或者甚至是另一种方式。我可以尝试手动检查它,但是 Java 是否有一些不错/正确的方法来检查它,也许使用那个新java.nio.*包?
采纳答案by Asaph
Every URI is defined as consisting of four parts, as follows:
[scheme name] : [hierarchical part] [[ ? query ]] [[ # fragment ]]
每个 URI 被定义为由四部分组成,如下所示:
[scheme name] : [hierarchical part] [[ ? query ]] [[ # fragment ]]
If the thing you want is the scheme name (which roughly translates to protocol), just use
如果您想要的是方案名称(大致翻译为协议),只需使用
switch ( myURI.getScheme() ) {
case "http":
return myURI.toURL().openConnection().getInputStream();
case "ftp":
// do something
case "file":
return new FileInputStream( Paths.get(myURI).toFile() );
}
http://docs.oracle.com/javase/6/docs/api/java/net/URI.html#getScheme%28%29
http://docs.oracle.com/javase/6/docs/api/java/net/URI.html#getScheme%28%29
or, if you just want to generate an InputStreamwithoutdifferentiating the scheme, simply use
或者,如果您只想生成一个InputStream而不区分方案,只需使用
return myURI.toURL().openStream();
or
或者
return myURI.toURL().openConnection().getInputStream();
(as you already did for HTTP protocol/scheme)
(正如您已经为 HTTP 协议/方案所做的那样)
回答by Daan Luttik
you can check the characters at the start of the string with the startsWith(String prefix) function, it is www. or http:// use the first method otherwise use the second method.
您可以使用startsWith(String prefix) 函数检查字符串开头的字符,它是www。
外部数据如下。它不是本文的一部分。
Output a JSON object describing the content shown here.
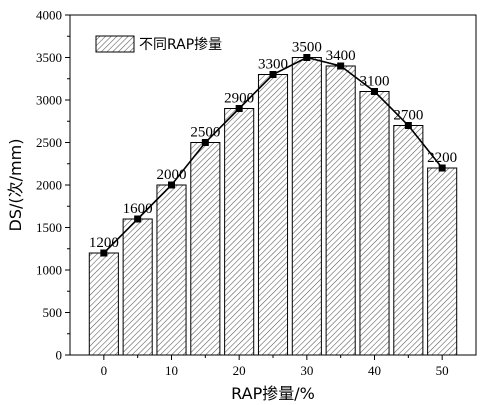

或 http:// 使用第一种方法,否则使用第二种方法。
回答by Asaph
No need to special case file URIs. The same code works for either case. I just tested it with the following little scratch program:
无需特殊情况文件 URI。相同的代码适用于任何一种情况。我刚刚使用以下小程序对其进行了测试:
URIReadTest.java
URIReadTest.java
import java.io.*;
import java.net.*;
public class URIReadTest {
public static void main(String[] args) throws Exception {
URI uri = new URI("file:///tmp/test.txt");
InputStream in = uri.toURL().openConnection().getInputStream();
// or, more concisely:
// InputStream in = uri.toURL().openStream();
int b;
while((b = in.read()) != -1) {
System.out.print((char) b);
}
in.close();
}
}
Make a /tmp/test.txton your system and you'll see the contents of it printed out when you compile and run the above code.
/tmp/test.txt在你的系统上创建一个,当你编译和运行上面的代码时,你会看到它的内容被打印出来。